Pour autant les auteurs intègrent des situations de nature adulte, que ce soit par le rapport entre les êtres humains, ou par la cruauté des événements. Il y a un prix à payer pour les bons : Kyle of Klanach passe par une terrible séance de torture, l’un d’eux trouve une mort sans panache, et un des méchants meurt dans des conditions tout aussi minables. La présence de deux forces complémentaires et opposées continue de se faire sentir, peut-être de manière plus subtile. Le thème de la famille puissante et incestueuse semble s’être effacé, tout du moins jusqu’à ce que Sioban retourne à proximité immédiate des restes de la dépouille de son père Wulff loup blanc. Il se produit alors un phénomène (avec le petit ver rouge) en sens inverse de celui auquel le lecteur avait déjà assisté, matérialisant la forme d’emprise que les enfants subissent de leur père quand bien même celle-ci est bienveillante. En y regardant de plus près, le lecteur rapproche cette influence de celle que le petit frère exerce cette fois-ci sur sa grande sœur Sioban, comme si l’influence s’exerçait du plus jeune vers le plus âgé, inversant le sens habituel, celui qui a causé le plus de malheur dans la famille des Sudenne. Cette influence vient compléter un autre événement troublant : les petites créatures noires emportant avec elles les mots sacrés, le langage des grands anciens. En en étant ainsi dépossédée, Sioban acquiert une plus grande indépendance vis-à-vis de son père et de sa famille, interprétation qui se trouve confortée par les déclarations du cadavre de son père, ce dernier concluant par : Que disparaissent les rancœurs, la haine, la jalousie, que disparaissent les légendes anciennes. Se couper ainsi de ses ascendants avec leur bénédiction permet à la jeune femme de se libérer des répercussions des actions passées des précédentes générations de sa famille, d’envisager un avenir où elle n’est pas condamnée à reproduire les erreurs du passé.

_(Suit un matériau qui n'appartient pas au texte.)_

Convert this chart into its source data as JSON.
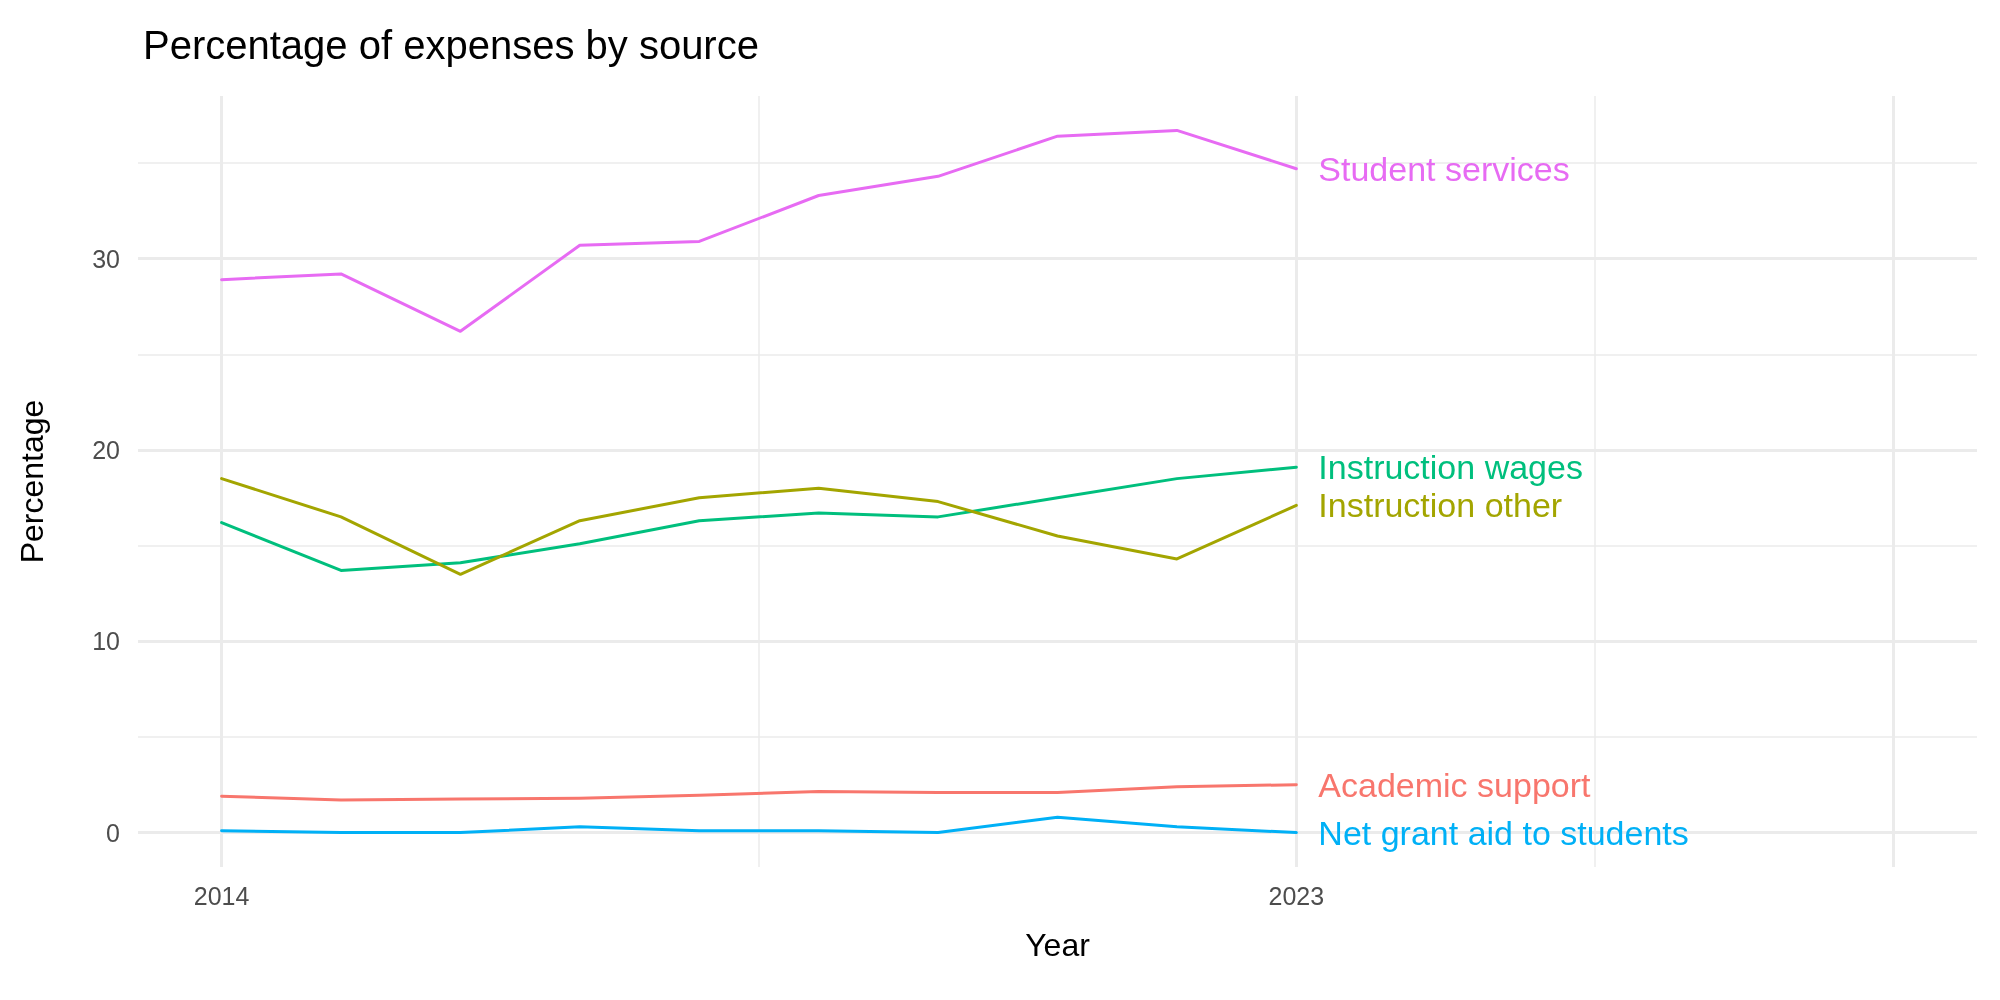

Une fin en bonne et due forme, suivant un déroulement classique, et le bien gagne contre le mal… La narration visuelle s’avère de haute volée, que ce soit pour les ambiances, les moments mémorables, et la manière de raconter qui immerge le lecteur alors convaincu de la plausibilité des événements qui surviennent aussi fantastiques soient-ils. Comme dans les tomes précédents, il prend progressivement conscience d’un autre niveau de lecture, aussi bien le principe de deux forces complémentaires et opposées et la dynamique qui en découle, et des éventualités psychanalytiques. Troublant.